L'un des pilotes a été gravement blessé ; L'armée a intercepté un drone venu du territoire syrien ; 12 cibles iraniennes et syriennes visées

Une photo prise dans le nord, au kibboutz israélien de Harduf le 10 février 2018 montre les restes d'un F-16 qui s'est écrasé après avoir été attaqué par les défenses aériennes syriennes (Crédit : AFP / Jack GUEZ)
Une photo prise dans le nord, au kibboutz israélien de Harduf le 10 février 2018 montre les restes d'un F-16 qui s'est écrasé après avoir été attaqué par les défenses aériennes syriennes (Crédit : AFP / Jack GUEZ)

Un avion de combat F16 israélien s’est écrasé en Israël samedi alors que l’armée menait des attaques contre des « cibles iraniennes » en Syrie après avoir intercepté un drone venu du territoire syrien, a annoncé l’armée.

« Les Forces de défense israéliennes ont ciblé des systèmes de contrôle iraniens en Syrie qui avaient envoyé le drone dans l’espace aérien israélien. Tirs anti-aériens syriens intenses, un F16 s’est écrasé en Israël, les pilotes sont sains et saufs », avait d’abord déclaré sur Twitter un porte-parole militaire, le lieutenant Jonathan Conricus.

L’état de santé d’un des pilotes a été ensuite qualifié de « gravement blessé ».

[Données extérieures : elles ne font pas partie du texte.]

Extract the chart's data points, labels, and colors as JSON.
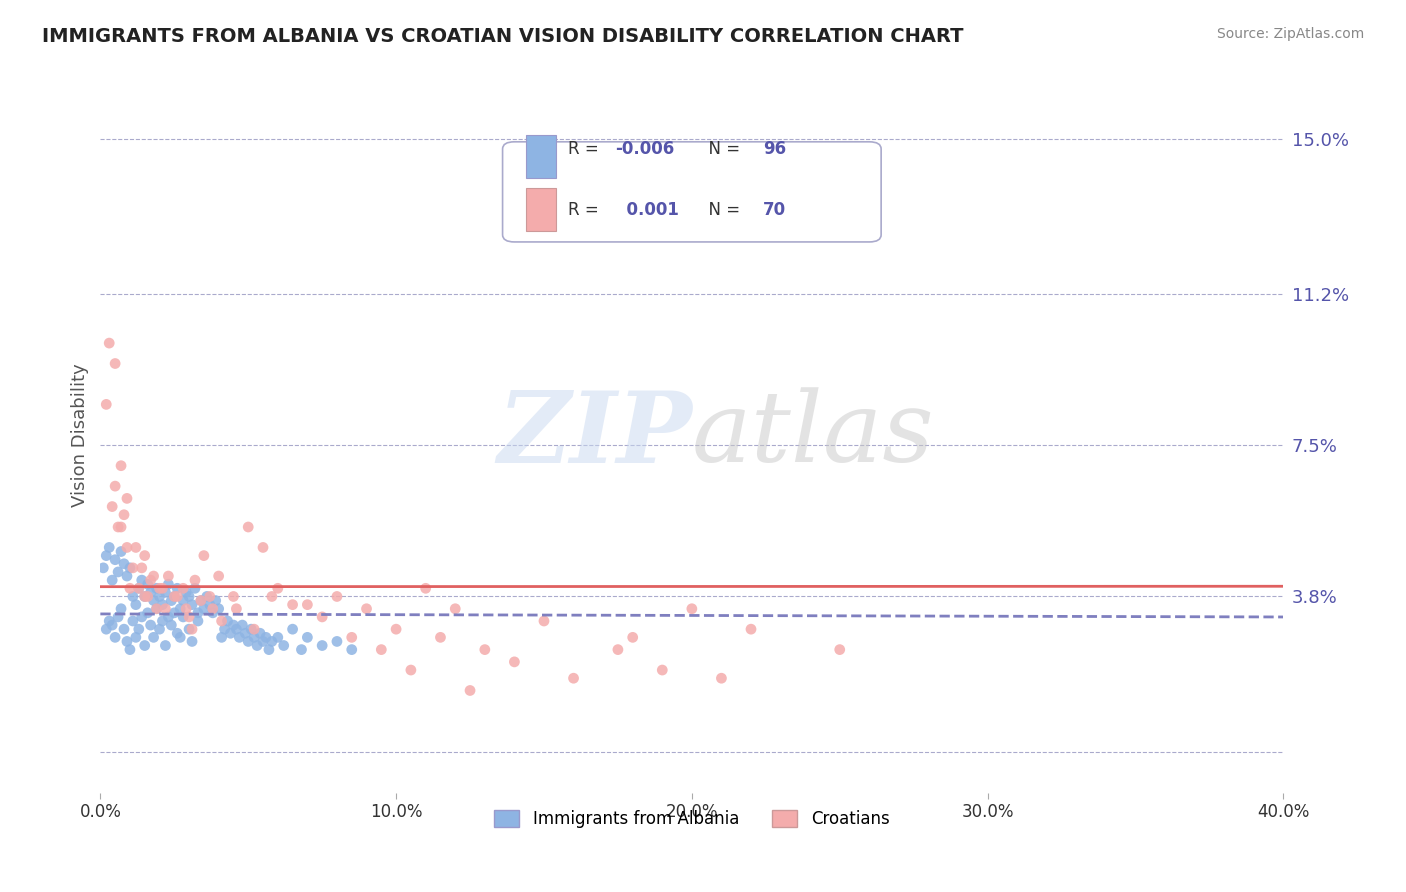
{
  "title": "IMMIGRANTS FROM ALBANIA VS CROATIAN VISION DISABILITY CORRELATION CHART",
  "source": "Source: ZipAtlas.com",
  "xlabel": "",
  "ylabel": "Vision Disability",
  "xlim": [
    0.0,
    0.4
  ],
  "ylim": [
    -0.01,
    0.165
  ],
  "yticks": [
    0.0,
    0.038,
    0.075,
    0.112,
    0.15
  ],
  "ytick_labels": [
    "",
    "3.8%",
    "7.5%",
    "11.2%",
    "15.0%"
  ],
  "xticks": [
    0.0,
    0.1,
    0.2,
    0.3,
    0.4
  ],
  "xtick_labels": [
    "0.0%",
    "10.0%",
    "20.0%",
    "30.0%",
    "40.0%"
  ],
  "blue_color": "#8EB4E3",
  "pink_color": "#F4ACAC",
  "blue_line_color": "#7F7FBF",
  "pink_line_color": "#E06060",
  "grid_color": "#AAAACC",
  "title_color": "#333333",
  "axis_label_color": "#5555AA",
  "watermark": "ZIPatlas",
  "legend_R1": "-0.006",
  "legend_N1": "96",
  "legend_R2": "0.001",
  "legend_N2": "70",
  "legend_label1": "Immigrants from Albania",
  "legend_label2": "Croatians",
  "blue_scatter_x": [
    0.002,
    0.003,
    0.004,
    0.005,
    0.006,
    0.007,
    0.008,
    0.009,
    0.01,
    0.011,
    0.012,
    0.013,
    0.014,
    0.015,
    0.016,
    0.017,
    0.018,
    0.019,
    0.02,
    0.021,
    0.022,
    0.023,
    0.024,
    0.025,
    0.026,
    0.027,
    0.028,
    0.03,
    0.031,
    0.033,
    0.001,
    0.002,
    0.003,
    0.004,
    0.005,
    0.006,
    0.007,
    0.008,
    0.009,
    0.01,
    0.011,
    0.012,
    0.013,
    0.014,
    0.015,
    0.016,
    0.017,
    0.018,
    0.019,
    0.02,
    0.021,
    0.022,
    0.023,
    0.024,
    0.025,
    0.026,
    0.027,
    0.028,
    0.029,
    0.03,
    0.031,
    0.032,
    0.033,
    0.034,
    0.035,
    0.036,
    0.037,
    0.038,
    0.039,
    0.04,
    0.041,
    0.042,
    0.043,
    0.044,
    0.045,
    0.046,
    0.047,
    0.048,
    0.049,
    0.05,
    0.051,
    0.052,
    0.053,
    0.054,
    0.055,
    0.056,
    0.057,
    0.058,
    0.06,
    0.062,
    0.065,
    0.068,
    0.07,
    0.075,
    0.08,
    0.085
  ],
  "blue_scatter_y": [
    0.03,
    0.032,
    0.031,
    0.028,
    0.033,
    0.035,
    0.03,
    0.027,
    0.025,
    0.032,
    0.028,
    0.03,
    0.033,
    0.026,
    0.034,
    0.031,
    0.028,
    0.035,
    0.03,
    0.032,
    0.026,
    0.033,
    0.031,
    0.034,
    0.029,
    0.028,
    0.033,
    0.03,
    0.027,
    0.032,
    0.045,
    0.048,
    0.05,
    0.042,
    0.047,
    0.044,
    0.049,
    0.046,
    0.043,
    0.045,
    0.038,
    0.036,
    0.04,
    0.042,
    0.038,
    0.041,
    0.039,
    0.037,
    0.04,
    0.038,
    0.036,
    0.039,
    0.041,
    0.037,
    0.038,
    0.04,
    0.035,
    0.037,
    0.039,
    0.038,
    0.036,
    0.04,
    0.034,
    0.037,
    0.035,
    0.038,
    0.036,
    0.034,
    0.037,
    0.035,
    0.028,
    0.03,
    0.032,
    0.029,
    0.031,
    0.03,
    0.028,
    0.031,
    0.029,
    0.027,
    0.03,
    0.028,
    0.026,
    0.029,
    0.027,
    0.028,
    0.025,
    0.027,
    0.028,
    0.026,
    0.03,
    0.025,
    0.028,
    0.026,
    0.027,
    0.025
  ],
  "pink_scatter_x": [
    0.002,
    0.004,
    0.005,
    0.006,
    0.007,
    0.008,
    0.009,
    0.01,
    0.012,
    0.014,
    0.015,
    0.016,
    0.018,
    0.02,
    0.022,
    0.025,
    0.028,
    0.03,
    0.032,
    0.035,
    0.038,
    0.04,
    0.045,
    0.05,
    0.055,
    0.06,
    0.07,
    0.08,
    0.09,
    0.1,
    0.11,
    0.12,
    0.13,
    0.15,
    0.18,
    0.2,
    0.22,
    0.25,
    0.003,
    0.005,
    0.007,
    0.009,
    0.011,
    0.013,
    0.015,
    0.017,
    0.019,
    0.021,
    0.023,
    0.026,
    0.029,
    0.031,
    0.034,
    0.037,
    0.041,
    0.046,
    0.052,
    0.058,
    0.065,
    0.075,
    0.085,
    0.095,
    0.105,
    0.115,
    0.125,
    0.14,
    0.16,
    0.175,
    0.19,
    0.21
  ],
  "pink_scatter_y": [
    0.085,
    0.06,
    0.065,
    0.055,
    0.07,
    0.058,
    0.062,
    0.04,
    0.05,
    0.045,
    0.048,
    0.038,
    0.043,
    0.04,
    0.035,
    0.038,
    0.04,
    0.033,
    0.042,
    0.048,
    0.035,
    0.043,
    0.038,
    0.055,
    0.05,
    0.04,
    0.036,
    0.038,
    0.035,
    0.03,
    0.04,
    0.035,
    0.025,
    0.032,
    0.028,
    0.035,
    0.03,
    0.025,
    0.1,
    0.095,
    0.055,
    0.05,
    0.045,
    0.04,
    0.038,
    0.042,
    0.035,
    0.04,
    0.043,
    0.038,
    0.035,
    0.03,
    0.037,
    0.038,
    0.032,
    0.035,
    0.03,
    0.038,
    0.036,
    0.033,
    0.028,
    0.025,
    0.02,
    0.028,
    0.015,
    0.022,
    0.018,
    0.025,
    0.02,
    0.018
  ]
}
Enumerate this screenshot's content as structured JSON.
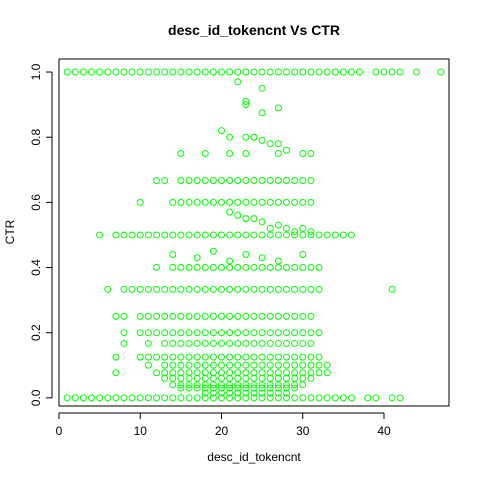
{
  "chart_data": {
    "type": "scatter",
    "title": "desc_id_tokencnt Vs CTR",
    "xlabel": "desc_id_tokencnt",
    "ylabel": "CTR",
    "xlim": [
      0,
      48
    ],
    "ylim": [
      -0.025,
      1.04
    ],
    "xticks": [
      0,
      10,
      20,
      30,
      40
    ],
    "yticks": [
      0.0,
      0.2,
      0.4,
      0.6,
      0.8,
      1.0
    ],
    "xtick_labels": [
      "0",
      "10",
      "20",
      "30",
      "40"
    ],
    "ytick_labels": [
      "0.0",
      "0.2",
      "0.4",
      "0.6",
      "0.8",
      "1.0"
    ],
    "marker": "open-circle",
    "point_color": "#00ff00",
    "grid": false,
    "series": [
      {
        "x": [
          1,
          2,
          3,
          4,
          5,
          6,
          7,
          8,
          9,
          10,
          11,
          12,
          13,
          14,
          15,
          16,
          17,
          18,
          19,
          20,
          21,
          22,
          23,
          24,
          25,
          26,
          27,
          28,
          29,
          30,
          31,
          32,
          33,
          34,
          35,
          36,
          37,
          39,
          40,
          41,
          42,
          44,
          47,
          1,
          2,
          3,
          4,
          5,
          6,
          7,
          8,
          9,
          10,
          11,
          12,
          13,
          14,
          15,
          16,
          17,
          18,
          19,
          20,
          21,
          22,
          23,
          24,
          25,
          26,
          27,
          28,
          29,
          30,
          31,
          32,
          33,
          34,
          35,
          36,
          38,
          39,
          41,
          42,
          22,
          25,
          23,
          23,
          27,
          25,
          20,
          24,
          21,
          23,
          24,
          25,
          26,
          27,
          28,
          15,
          18,
          21,
          23,
          27,
          30,
          31,
          12,
          13,
          15,
          16,
          17,
          18,
          19,
          20,
          21,
          22,
          23,
          24,
          25,
          26,
          27,
          28,
          29,
          30,
          31,
          10,
          14,
          15,
          16,
          17,
          18,
          19,
          20,
          21,
          22,
          23,
          24,
          25,
          26,
          27,
          28,
          29,
          30,
          31,
          21,
          22,
          23,
          24,
          25,
          26,
          27,
          28,
          29,
          30,
          31,
          5,
          7,
          8,
          9,
          10,
          11,
          12,
          13,
          14,
          15,
          16,
          17,
          18,
          19,
          20,
          21,
          22,
          23,
          24,
          25,
          26,
          27,
          28,
          29,
          30,
          31,
          32,
          33,
          34,
          35,
          36,
          14,
          17,
          19,
          21,
          23,
          25,
          27,
          30,
          12,
          14,
          15,
          16,
          17,
          18,
          19,
          20,
          21,
          22,
          23,
          24,
          25,
          26,
          27,
          28,
          29,
          30,
          31,
          32,
          6,
          8,
          9,
          10,
          11,
          12,
          13,
          14,
          15,
          16,
          17,
          18,
          19,
          20,
          21,
          22,
          23,
          24,
          25,
          26,
          27,
          28,
          29,
          30,
          31,
          32,
          41,
          7,
          8,
          10,
          11,
          12,
          13,
          14,
          15,
          16,
          17,
          18,
          19,
          20,
          21,
          22,
          23,
          24,
          25,
          26,
          27,
          28,
          29,
          30,
          31,
          8,
          10,
          11,
          12,
          13,
          14,
          15,
          16,
          17,
          18,
          19,
          20,
          21,
          22,
          23,
          24,
          25,
          26,
          27,
          28,
          29,
          30,
          31,
          32,
          8,
          11,
          13,
          14,
          15,
          16,
          17,
          18,
          19,
          20,
          21,
          22,
          23,
          24,
          25,
          26,
          27,
          28,
          29,
          30,
          31,
          7,
          10,
          11,
          12,
          13,
          14,
          15,
          16,
          17,
          18,
          19,
          20,
          21,
          22,
          23,
          24,
          25,
          26,
          27,
          28,
          29,
          30,
          31,
          32,
          11,
          13,
          14,
          15,
          16,
          17,
          18,
          19,
          20,
          21,
          22,
          23,
          24,
          25,
          26,
          27,
          28,
          29,
          30,
          31,
          32,
          33,
          7,
          12,
          13,
          14,
          15,
          16,
          17,
          18,
          19,
          20,
          21,
          22,
          23,
          24,
          25,
          26,
          27,
          28,
          29,
          30,
          31,
          32,
          33,
          13,
          14,
          15,
          16,
          17,
          18,
          19,
          20,
          21,
          22,
          23,
          24,
          25,
          26,
          27,
          28,
          29,
          30,
          31,
          14,
          15,
          16,
          17,
          18,
          19,
          20,
          21,
          22,
          23,
          24,
          25,
          26,
          27,
          28,
          29,
          30,
          15,
          16,
          17,
          18,
          19,
          20,
          21,
          22,
          23,
          24,
          25,
          26,
          27,
          28,
          29,
          18,
          19,
          20,
          21,
          22,
          23,
          24,
          25,
          26,
          27,
          28
        ],
        "y": [
          1,
          1,
          1,
          1,
          1,
          1,
          1,
          1,
          1,
          1,
          1,
          1,
          1,
          1,
          1,
          1,
          1,
          1,
          1,
          1,
          1,
          1,
          1,
          1,
          1,
          1,
          1,
          1,
          1,
          1,
          1,
          1,
          1,
          1,
          1,
          1,
          1,
          1,
          1,
          1,
          1,
          1,
          1,
          0,
          0,
          0,
          0,
          0,
          0,
          0,
          0,
          0,
          0,
          0,
          0,
          0,
          0,
          0,
          0,
          0,
          0,
          0,
          0,
          0,
          0,
          0,
          0,
          0,
          0,
          0,
          0,
          0,
          0,
          0,
          0,
          0,
          0,
          0,
          0,
          0,
          0,
          0,
          0,
          0.97,
          0.95,
          0.91,
          0.9,
          0.89,
          0.875,
          0.82,
          0.8,
          0.8,
          0.8,
          0.8,
          0.79,
          0.78,
          0.78,
          0.76,
          0.75,
          0.75,
          0.75,
          0.75,
          0.75,
          0.75,
          0.75,
          0.667,
          0.667,
          0.667,
          0.667,
          0.667,
          0.667,
          0.667,
          0.667,
          0.667,
          0.667,
          0.667,
          0.667,
          0.667,
          0.667,
          0.667,
          0.667,
          0.667,
          0.667,
          0.667,
          0.6,
          0.6,
          0.6,
          0.6,
          0.6,
          0.6,
          0.6,
          0.6,
          0.6,
          0.6,
          0.6,
          0.6,
          0.6,
          0.6,
          0.6,
          0.6,
          0.6,
          0.6,
          0.6,
          0.57,
          0.56,
          0.55,
          0.55,
          0.54,
          0.52,
          0.53,
          0.52,
          0.51,
          0.52,
          0.51,
          0.5,
          0.5,
          0.5,
          0.5,
          0.5,
          0.5,
          0.5,
          0.5,
          0.5,
          0.5,
          0.5,
          0.5,
          0.5,
          0.5,
          0.5,
          0.5,
          0.5,
          0.5,
          0.5,
          0.5,
          0.5,
          0.5,
          0.5,
          0.5,
          0.5,
          0.5,
          0.5,
          0.5,
          0.5,
          0.5,
          0.5,
          0.44,
          0.43,
          0.45,
          0.42,
          0.44,
          0.43,
          0.42,
          0.44,
          0.4,
          0.4,
          0.4,
          0.4,
          0.4,
          0.4,
          0.4,
          0.4,
          0.4,
          0.4,
          0.4,
          0.4,
          0.4,
          0.4,
          0.4,
          0.4,
          0.4,
          0.4,
          0.4,
          0.4,
          0.333,
          0.333,
          0.333,
          0.333,
          0.333,
          0.333,
          0.333,
          0.333,
          0.333,
          0.333,
          0.333,
          0.333,
          0.333,
          0.333,
          0.333,
          0.333,
          0.333,
          0.333,
          0.333,
          0.333,
          0.333,
          0.333,
          0.333,
          0.333,
          0.333,
          0.333,
          0.333,
          0.25,
          0.25,
          0.25,
          0.25,
          0.25,
          0.25,
          0.25,
          0.25,
          0.25,
          0.25,
          0.25,
          0.25,
          0.25,
          0.25,
          0.25,
          0.25,
          0.25,
          0.25,
          0.25,
          0.25,
          0.25,
          0.25,
          0.25,
          0.25,
          0.2,
          0.2,
          0.2,
          0.2,
          0.2,
          0.2,
          0.2,
          0.2,
          0.2,
          0.2,
          0.2,
          0.2,
          0.2,
          0.2,
          0.2,
          0.2,
          0.2,
          0.2,
          0.2,
          0.2,
          0.2,
          0.2,
          0.2,
          0.2,
          0.167,
          0.167,
          0.167,
          0.167,
          0.167,
          0.167,
          0.167,
          0.167,
          0.167,
          0.167,
          0.167,
          0.167,
          0.167,
          0.167,
          0.167,
          0.167,
          0.167,
          0.167,
          0.167,
          0.167,
          0.167,
          0.125,
          0.125,
          0.125,
          0.125,
          0.125,
          0.125,
          0.125,
          0.125,
          0.125,
          0.125,
          0.125,
          0.125,
          0.125,
          0.125,
          0.125,
          0.125,
          0.125,
          0.125,
          0.125,
          0.125,
          0.125,
          0.125,
          0.125,
          0.125,
          0.1,
          0.1,
          0.1,
          0.1,
          0.1,
          0.1,
          0.1,
          0.1,
          0.1,
          0.1,
          0.1,
          0.1,
          0.1,
          0.1,
          0.1,
          0.1,
          0.1,
          0.1,
          0.1,
          0.1,
          0.1,
          0.1,
          0.077,
          0.077,
          0.077,
          0.077,
          0.077,
          0.077,
          0.077,
          0.077,
          0.077,
          0.077,
          0.077,
          0.077,
          0.077,
          0.077,
          0.077,
          0.077,
          0.077,
          0.077,
          0.077,
          0.077,
          0.077,
          0.077,
          0.077,
          0.06,
          0.06,
          0.06,
          0.06,
          0.06,
          0.06,
          0.06,
          0.06,
          0.06,
          0.06,
          0.06,
          0.06,
          0.06,
          0.06,
          0.06,
          0.06,
          0.06,
          0.06,
          0.06,
          0.04,
          0.04,
          0.04,
          0.04,
          0.04,
          0.04,
          0.04,
          0.04,
          0.04,
          0.04,
          0.04,
          0.04,
          0.04,
          0.04,
          0.04,
          0.04,
          0.04,
          0.03,
          0.03,
          0.03,
          0.03,
          0.03,
          0.03,
          0.03,
          0.03,
          0.03,
          0.03,
          0.03,
          0.03,
          0.03,
          0.03,
          0.03,
          0.015,
          0.015,
          0.015,
          0.015,
          0.015,
          0.015,
          0.015,
          0.015,
          0.015,
          0.015,
          0.015
        ]
      }
    ]
  }
}
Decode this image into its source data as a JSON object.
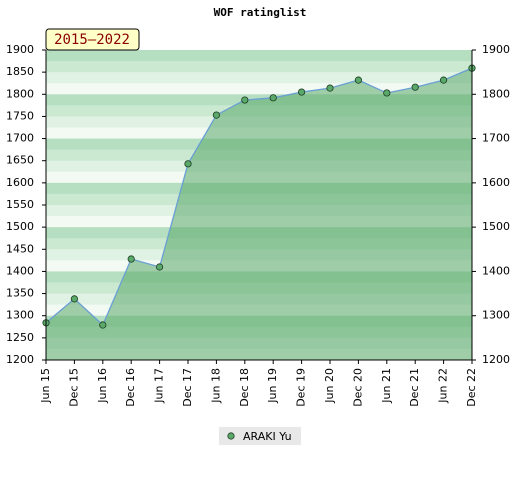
{
  "chart_data": {
    "type": "area",
    "title": "WOF ratinglist",
    "annotation": "2015–2022",
    "categories": [
      "Jun 15",
      "Dec 15",
      "Jun 16",
      "Dec 16",
      "Jun 17",
      "Dec 17",
      "Jun 18",
      "Dec 18",
      "Jun 19",
      "Dec 19",
      "Jun 20",
      "Dec 20",
      "Jun 21",
      "Dec 21",
      "Jun 22",
      "Dec 22"
    ],
    "series": [
      {
        "name": "ARAKI Yu",
        "color": "#5aa86a",
        "values": [
          1284,
          1338,
          1279,
          1428,
          1410,
          1643,
          1753,
          1787,
          1792,
          1805,
          1814,
          1832,
          1803,
          1816,
          1832,
          1859
        ]
      }
    ],
    "ylim": [
      1200,
      1900
    ],
    "yticks": [
      1200,
      1250,
      1300,
      1350,
      1400,
      1450,
      1500,
      1550,
      1600,
      1650,
      1700,
      1750,
      1800,
      1850,
      1900
    ],
    "y2lim": [
      1200,
      1900
    ],
    "y2ticks": [
      1200,
      1300,
      1400,
      1500,
      1600,
      1700,
      1800,
      1900
    ],
    "legend": "bottom"
  }
}
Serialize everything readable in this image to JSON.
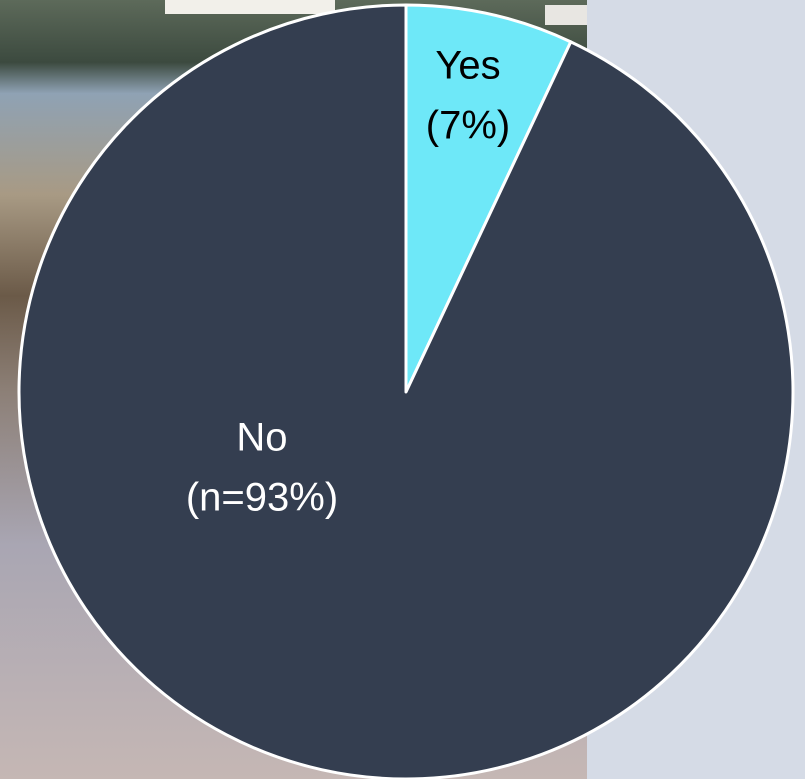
{
  "chart_data": {
    "type": "pie",
    "categories": [
      "Yes",
      "No"
    ],
    "values": [
      7,
      93
    ],
    "value_labels": [
      "(7%)",
      "(n=93%)"
    ],
    "colors": [
      "#6ee8f8",
      "#343e50"
    ],
    "label_colors": [
      "#000000",
      "#ffffff"
    ]
  }
}
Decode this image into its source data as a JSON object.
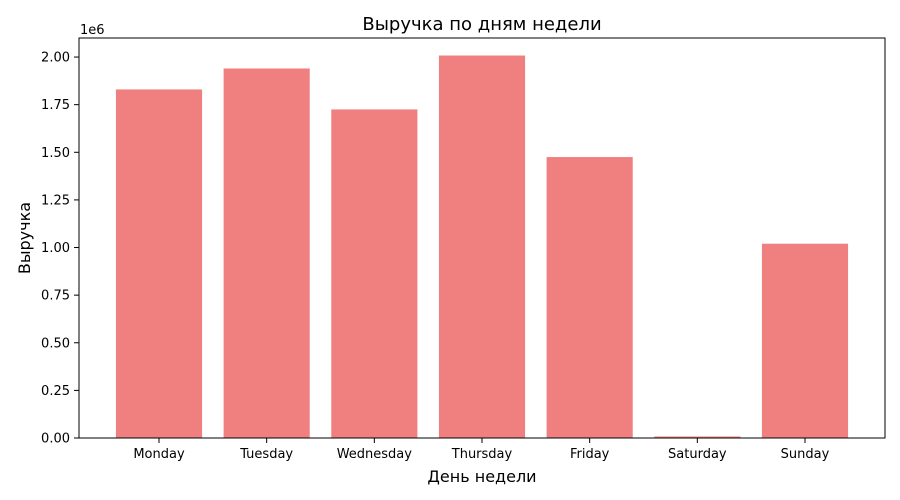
{
  "chart_data": {
    "type": "bar",
    "title": "Выручка по дням недели",
    "xlabel": "День недели",
    "ylabel": "Выручка",
    "categories": [
      "Monday",
      "Tuesday",
      "Wednesday",
      "Thursday",
      "Friday",
      "Saturday",
      "Sunday"
    ],
    "values": [
      1830000,
      1940000,
      1725000,
      2008000,
      1475000,
      8000,
      1020000
    ],
    "ylim": [
      0,
      2100000
    ],
    "y_ticks": [
      "0.00",
      "0.25",
      "0.50",
      "0.75",
      "1.00",
      "1.25",
      "1.50",
      "1.75",
      "2.00"
    ],
    "y_tick_values": [
      0,
      250000,
      500000,
      750000,
      1000000,
      1250000,
      1500000,
      1750000,
      2000000
    ],
    "y_exponent_label": "1e6",
    "bar_color": "#f08080",
    "grid": false,
    "legend": "none"
  }
}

Un communiqué de l’armée a par ailleurs précisé que les forces israéliennes avaient identifié un « drone iranien » lancé depuis la Syrie et l’avaient intercepté dans l’espace aérien israélien avec un hélicoptère de combat.

L’aviation israélienne a frappé 12 cibles, y compris trois batteries de défense anti-aériennes et quatre cibles iraniennes non précisées mais « appartenant au dispositif militaire iranien en Syrie », a plus tard affirmé l’armée dans un communiqué.

La police a annoncé que le F16 s’était écrasé dans la région de la vallée de Jezreel, à l’est de la ville de Haïfa, dans le nord d’Israël.

Selon le directeur de l’Observatoire syrien des droits de l’Homme (OSDH) Rami Abdel Rahmane, les raids israéliens ont visé des cibles dans l’est de la province de Homs (centre), dans une région où sont présents, a-t-il dit, des forces iraniennes et des membres du groupe terroriste chiite libanais du Hezbollah.

L’armée israélienne a prévenu qu’elle considérait « l’attaque iranienne et la riposte syrienne comme une violation grave de la souveraineté israélienne ». Elle surveille la situation « et est totalement prête à de nouvelles actions, en fonction de son évaluation de la situation et des nécessités ».

Une photo prise le 10 février 2018 montre des soldats israéliens prenant position dans le plateau du Golan près de la frontière syrienne. (Crédit : AFP / JALAA MAREY)

« L’Iran est responsable de cette grave violation de la souveraineté israélienne », a déclaré le porte-parole Jonathan Conricus sur Twitter.

La défense anti-aérienne syrienne a repoussé samedi « une agression » israélienne sur une base militaire dans le centre de la Syrie, a indiqué de son côté l’agence officielle Sana, en affirmant que « plus d’un avion » israélien avait été touché par les tirs.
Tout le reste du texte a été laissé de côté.